Subdivisions (b) and-(d) pertain to venue. Generally, venue is controlled by statute in Mississippi, See Miss. Code Ann. §§ 11-11-1 through -59 (1972), and the Mississippi Rules of Civil Procedure follow the statutes.
In situations where several defendants are involved, Rule 82(c) provides that the action may be brought in any court where any one of the claims could have been properly brought and that venue will thereupon be good as to all defendants; this tracks prior Mississippi law. Miss. Code Ann. § 11-11-3 (1972); Gillard v. Great Southern Mortgage Loan Corp., 354 So.2d 794 (Miss. 1978); Wofford v. Cities Service Oil Co., 236 So.2d 743 (Miss. 1970) (plaintiff may elect county in which to bring suit when multiple defendants are joined, so long as choice is proper as to at least one material defendant).

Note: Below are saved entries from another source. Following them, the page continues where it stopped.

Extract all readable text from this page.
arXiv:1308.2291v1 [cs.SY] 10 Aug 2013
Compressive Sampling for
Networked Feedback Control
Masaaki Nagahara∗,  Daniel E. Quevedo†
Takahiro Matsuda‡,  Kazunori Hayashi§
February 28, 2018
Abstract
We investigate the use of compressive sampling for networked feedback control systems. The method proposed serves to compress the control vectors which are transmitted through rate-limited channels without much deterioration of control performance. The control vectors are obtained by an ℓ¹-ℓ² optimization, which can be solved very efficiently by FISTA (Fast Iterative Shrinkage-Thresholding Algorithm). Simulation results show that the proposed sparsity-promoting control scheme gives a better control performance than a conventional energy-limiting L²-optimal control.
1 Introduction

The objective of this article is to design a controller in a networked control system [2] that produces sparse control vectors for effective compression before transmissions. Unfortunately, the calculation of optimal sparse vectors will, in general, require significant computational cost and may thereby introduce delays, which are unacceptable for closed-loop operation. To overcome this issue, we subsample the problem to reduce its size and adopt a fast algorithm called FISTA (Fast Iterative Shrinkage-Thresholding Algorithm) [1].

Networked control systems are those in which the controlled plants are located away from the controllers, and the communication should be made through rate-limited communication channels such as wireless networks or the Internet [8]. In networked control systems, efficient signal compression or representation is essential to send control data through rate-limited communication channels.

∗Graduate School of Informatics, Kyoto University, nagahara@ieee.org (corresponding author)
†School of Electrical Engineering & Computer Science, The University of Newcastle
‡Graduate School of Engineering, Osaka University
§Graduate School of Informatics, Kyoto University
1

Rule 82(d) is patterned after Miss. Code Ann. § 11-11-17 (1972). However, the The rule adopts the recommendation of the dissenting opinions in Gillard v. Great Southern Mortgage Loan Corp., 354 So.2d 794 (Miss. 1978) supra, and requires that the cost of transferring an action to a court wherein venue is proper shall be borne by the plaintiff. See Gillard, supra, at 798-801 (Sugg and Broom, JJ., dissenting opinions). Additionally, Rule 82(d) secures to the plaintiff the right to select the court to which the his action shall be transferred in the event it is originally brought in the wrong court and there are two or more other courts in which it could properly be filed.
Until the adoption of Rule 82(e), Mississippi had not recognized the doctrine of forum non-conveniens as applicable to the selection of forums within the state. Clark v. Luvel Dairy Products, Inc., 731 So.2d 1098 (Miss. 1998). Rule 82(e) now recognizes intrastate forum non-conveniens as to actions filed after its adoption on February 19, 2004. The rule recognizes that venue is essentially a legislative matter. However, where there are multiple venues which are all allowable under the statutes, and there are circumstances under which the inconvenience or disadvantage to one or more parties is substantial and a transfer to another county will not work a substantial hardship on the plaintiff, the court will now transfer the case or claim to the more convenient county. The doctrine is one of reason and common sense to be applied to avoid significant geographical disadvantage.
It has been said that modern advancements in technology and transportation have rendered the notion of intrastate forum non-conveniens obsolete. This is an overstatement. Although there is no doubt that many of the logistical difficulties of the past are now of lesser significance, the costs of travel, housing, the proximity of parties, witnesses, and non-trial staff and records remain factors for consideration in determining whether the burdens imposed by the plaintiff's choice of venue justify transfer.